Bologna, 4 novembre 2012 - LA BRIGATA aeromobile Friuli (Bologna e Forlì) parte in questi giorni per il Libano dove sarà impegnata nell’operazione Leonte 13 a sud del Libano. Il comandante della Brigata, generale Antonio Bettelli, assumerà la responsabilità del Settore Ovest di Unifil (United Nation Interim Force in Lebanon). La Friuli arriva in Libano in un momento di tensione mentre si avvertono i contraccolpi del conflitto siriano. Il recente attentato a Beirut, dove ha perso la vita il capo dei servizi segreti, apre una fase molto delicata.
Il livello di allarme sale anche per voi?

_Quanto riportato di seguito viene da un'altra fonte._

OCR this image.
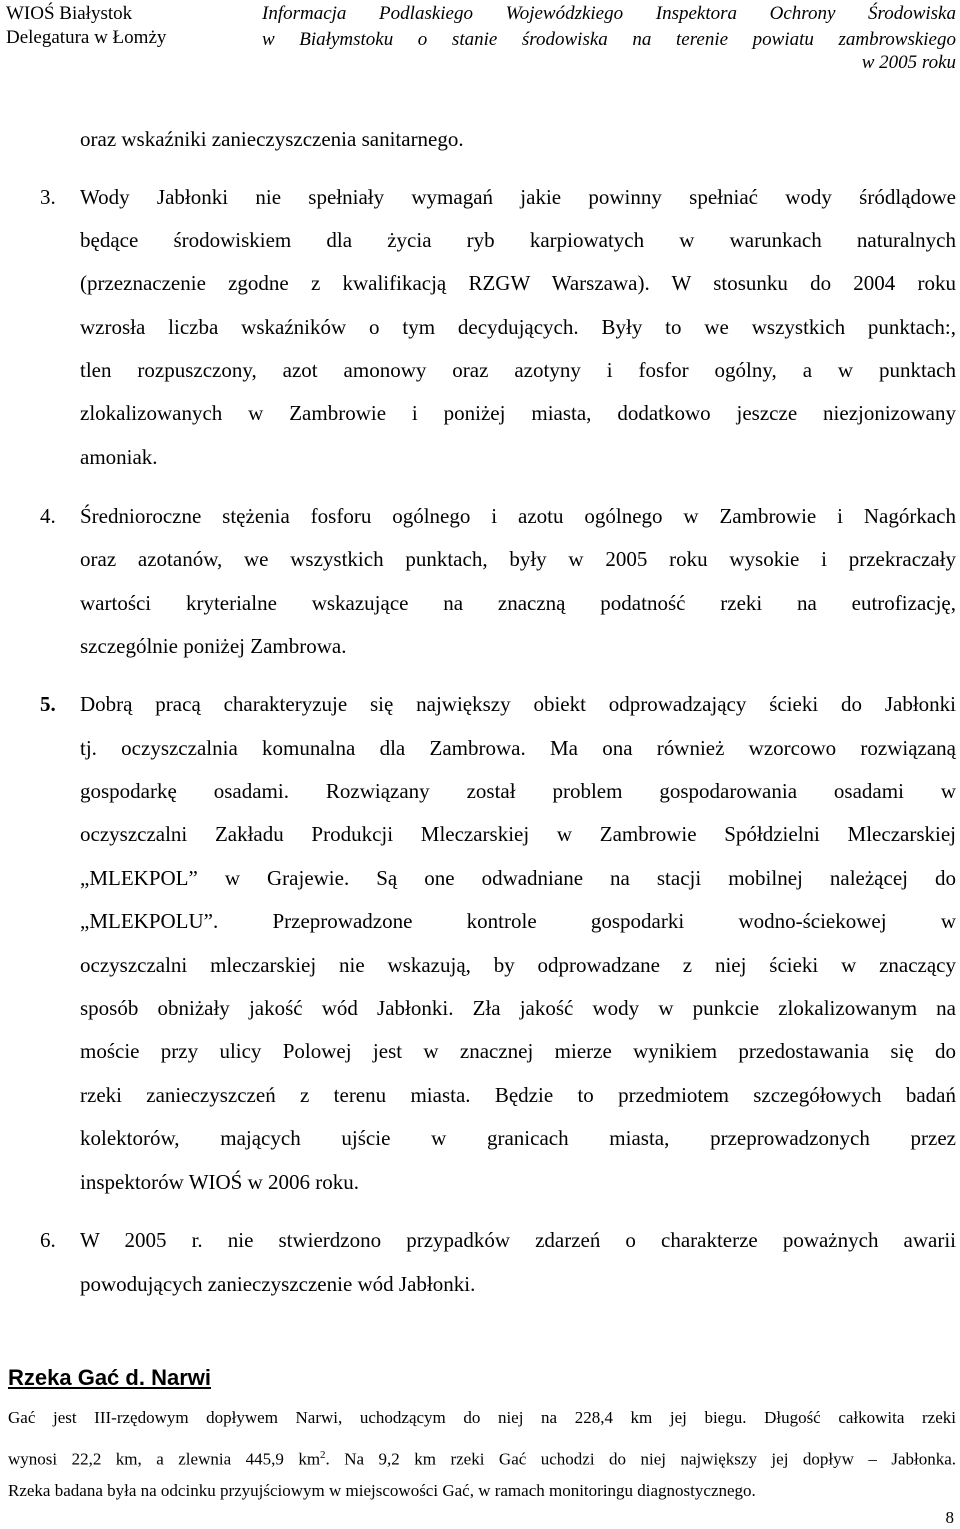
WIOŚ Białystok
Delegatura w Łomży
Informacja Podlaskiego Wojewódzkiego Inspektora Ochrony Środowiska
w Białymstoku o stanie środowiska na terenie powiatu zambrowskiego
w 2005 roku
oraz wskaźniki zanieczyszczenia sanitarnego.
3. Wody Jabłonki nie spełniały wymagań jakie powinny spełniać wody śródlądowe
będące środowiskiem dla życia ryb karpiowatych w warunkach naturalnych
(przeznaczenie zgodne z kwalifikacją RZGW Warszawa). W stosunku do 2004 roku
wzrosła liczba wskaźników o tym decydujących. Były to we wszystkich punktach:,
tlen rozpuszczony, azot amonowy oraz azotyny i fosfor ogólny, a w punktach
zlokalizowanych w Zambrowie i poniżej miasta, dodatkowo jeszcze niezjonizowany
amoniak.
4. Średnioroczne stężenia fosforu ogólnego i azotu ogólnego w Zambrowie i Nagórkach
oraz azotanów, we wszystkich punktach, były w 2005 roku wysokie i przekraczały
wartości kryterialne wskazujące na znaczną podatność rzeki na eutrofizację,
szczególnie poniżej Zambrowa.
5. Dobrą pracą charakteryzuje się największy obiekt odprowadzający ścieki do Jabłonki
tj. oczyszczalnia komunalna dla Zambrowa. Ma ona również wzorcowo rozwiązaną
gospodarkę osadami. Rozwiązany został problem gospodarowania osadami w
oczyszczalni Zakładu Produkcji Mleczarskiej w Zambrowie Spółdzielni Mleczarskiej
„MLEKPOL” w Grajewie. Są one odwadniane na stacji mobilnej należącej do
„MLEKPOLU”. Przeprowadzone kontrole gospodarki wodno-ściekowej w
oczyszczalni mleczarskiej nie wskazują, by odprowadzane z niej ścieki w znaczący
sposób obniżały jakość wód Jabłonki. Zła jakość wody w punkcie zlokalizowanym na
moście przy ulicy Polowej jest w znacznej mierze wynikiem przedostawania się do
rzeki zanieczyszczeń z terenu miasta. Będzie to przedmiotem szczegółowych badań
kolektorów, mających ujście w granicach miasta, przeprowadzonych przez
inspektorów WIOŚ w 2006 roku.
6. W 2005 r. nie stwierdzono przypadków zdarzeń o charakterze poważnych awarii
powodujących zanieczyszczenie wód Jabłonki.
Rzeka Gać d. Narwi
Gać jest III-rzędowym dopływem Narwi, uchodzącym do niej na 228,4 km jej biegu. Długość całkowita rzeki
wynosi 22,2 km, a zlewnia 445,9 $km^2$. Na 9,2 km rzeki Gać uchodzi do niej największy jej dopływ – Jabłonka.
Rzeka badana była na odcinku przyujściowym w miejscowości Gać, w ramach monitoringu diagnostycznego.
8
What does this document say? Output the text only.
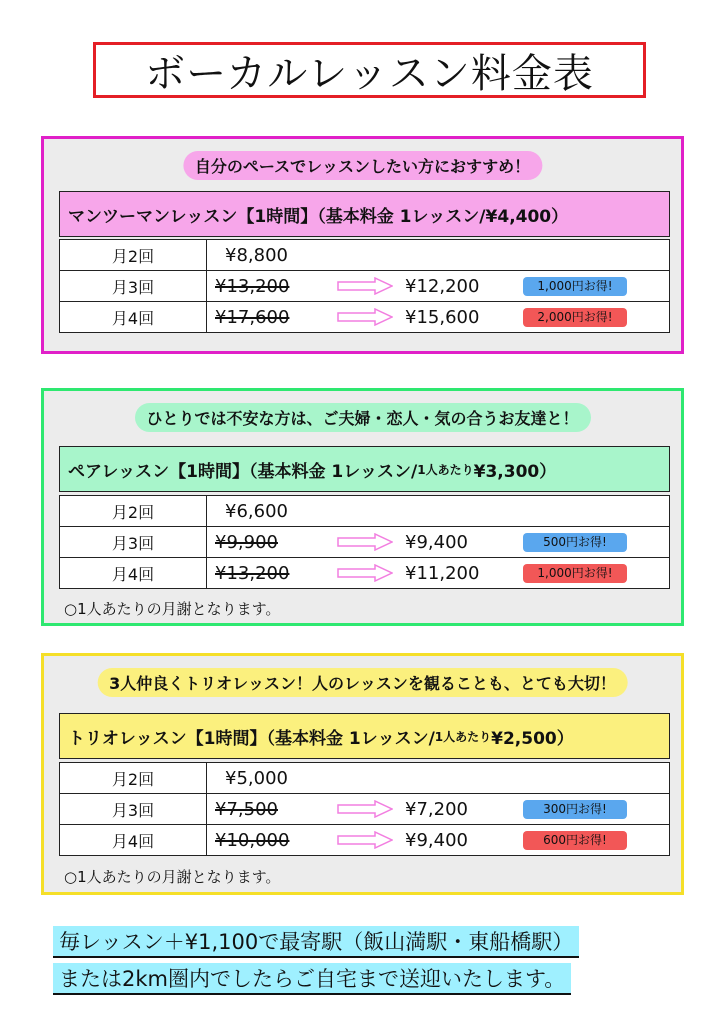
ボーカルレッスン料金表
自分のペースでレッスンしたい方におすすめ！
マンツーマンレッスン【1時間】（基本料金 1レッスン/ ¥4,400）
月2回	¥8,800

月3回	¥13,200 ¥12,200 1,000円お得!

月4回	¥17,600 ¥15,600 2,000円お得!
ひとりでは不安な方は、ご夫婦・恋人・気の合うお友達と！
ペアレッスン【1時間】（基本料金 1レッスン/ 1人あたり ¥3,300）
月2回	¥6,600

月3回	¥9,900 ¥9,400 500円お得!

月4回	¥13,200 ¥11,200 1,000円お得!
○1人あたりの月謝となります。
3人仲良くトリオレッスン！人のレッスンを観ることも、とても大切！
トリオレッスン【1時間】（基本料金 1レッスン/ 1人あたり ¥2,500）
月2回	¥5,000

月3回	¥7,500 ¥7,200 300円お得!

月4回	¥10,000 ¥9,400 600円お得!
○1人あたりの月謝となります。
毎レッスン＋¥1,100で最寄駅（飯山満駅・東船橋駅）
または2km圏内でしたらご自宅まで送迎いたします。
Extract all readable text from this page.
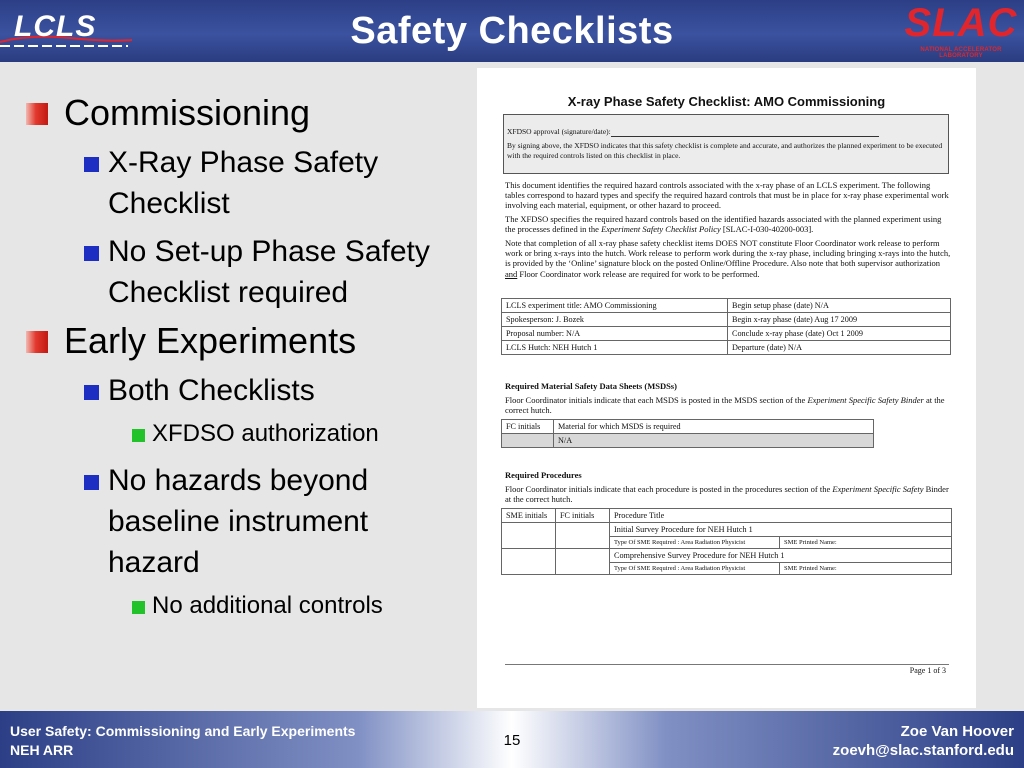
LCLS	Safety Checklists	SLAC
NATIONAL ACCELERATOR LABORATORY
Commissioning
X-Ray Phase Safety Checklist
No Set-up Phase Safety Checklist required
Early Experiments
Both Checklists
XFDSO authorization
No hazards beyond baseline instrument hazard
No additional controls
X-ray Phase Safety Checklist: AMO Commissioning
XFDSO approval (signature/date):
By signing above, the XFDSO indicates that this safety checklist is complete and accurate, and authorizes the planned experiment to be executed with the required controls listed on this checklist in place.
This document identifies the required hazard controls associated with the x-ray phase of an LCLS experiment. The following tables correspond to hazard types and specify the required hazard controls that must be in place for x-ray phase experimental work involving each material, equipment, or other hazard to proceed.
The XFDSO specifies the required hazard controls based on the identified hazards associated with the planned experiment using the processes defined in the Experiment Safety Checklist Policy [SLAC-I-030-40200-003].
Note that completion of all x-ray phase safety checklist items DOES NOT constitute Floor Coordinator work release to perform work or bring x-rays into the hutch. Work release to perform work during the x-ray phase, including bringing x-rays into the hutch, is provided by the ‘Online’ signature block on the posted Online/Offline Procedure. Also note that both supervisor authorization and Floor Coordinator work release are required for work to be performed.
LCLS experiment title: AMO Commissioning	Begin setup phase (date) N/A
Spokesperson: J. Bozek	Begin x-ray phase (date) Aug 17 2009
Proposal number: N/A	Conclude x-ray phase (date) Oct 1 2009
LCLS Hutch: NEH Hutch 1	Departure (date) N/A
Required Material Safety Data Sheets (MSDSs)
Floor Coordinator initials indicate that each MSDS is posted in the MSDS section of the Experiment Specific Safety Binder at the correct hutch.
FC initials	Material for which MSDS is required
	N/A
Required Procedures
Floor Coordinator initials indicate that each procedure is posted in the procedures section of the Experiment Specific Safety Binder at the correct hutch.
SME initials	FC initials	Procedure Title	
		Initial Survey Procedure for NEH Hutch 1	
		Type Of SME Required : Area Radiation Physicist	SME Printed Name:
		Comprehensive Survey Procedure for NEH Hutch 1	
		Type Of SME Required : Area Radiation Physicist	SME Printed Name:
Page 1 of 3
User Safety: Commissioning and Early Experiments
NEH ARR
15
Zoe Van Hoover
zoevh@slac.stanford.edu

«Capirò sul campo qual è lo stato di allerta. Ritengo che saranno adottate nuove misure di sicurezza. Durante la preparazione della Brigata abbiano contemplato diversi livelli di attenzione fino allo scenario più impegnativo».
Cosa cambia nello schieramento sul teatro dopo l’attentato?
«Le misure di autoprotezione sono rafforzate soprattutto nel controllo delle installazioni, ma anche nei movimenti degli uomini secondo un approccio procedurale già stabilito a priori».
La preparazione degli uomini?
«Li abbiamo istruiti soprattutto sotto il profilo tecnico militare. Abbiamo per esempio a disposizione alcuni elicotteri e i nostri uomini sono addestrati a chiedere anche interventi sanitari in casi di urgenze».
E sotto il profilo del rapporto con la popolazione?
«Abbiamo preparato ufficiali e sottufficiali nell’approccio con l’ambiente sociale e per scopi umanitari. Per il resto seguiamo il mandato delle Nazioni Unite».
Quanti uomini della Friuli sono sul campo?
«Un migliaio, compresi elementi di altre unità dell’esercito che lavorano con noi. Ci sono il Genio Pontieri da Piacenza, il Reparto trasmissioni di Bolzano, un reparto del Reggimento cavalleria Piemonte di Villa Opicina, la componente logistica che si occupa dei trasporti del 6°Reggimento di manovra di Pisa».
Guiderà altri contingenti?
«Sì, di altre otto nazioni fra cui Corea del Sud, Ghana, Brunei, Slovenia, Malesia, in totale 3 mila uomini».
Lei è stato a Beirut come addetto militare. Crede che il conflitto siriano possa uscire dai confini?
«In quell’area è quasi inevitabile, il rischio è alto. Qualsiasi avvenimeno che accade in Siria ha contraccolpi in Libano. Non sono contenitori stagni, ma Paesi che vivono in simbiosi. Ma le previsioni in Libano sono sempre azzardate».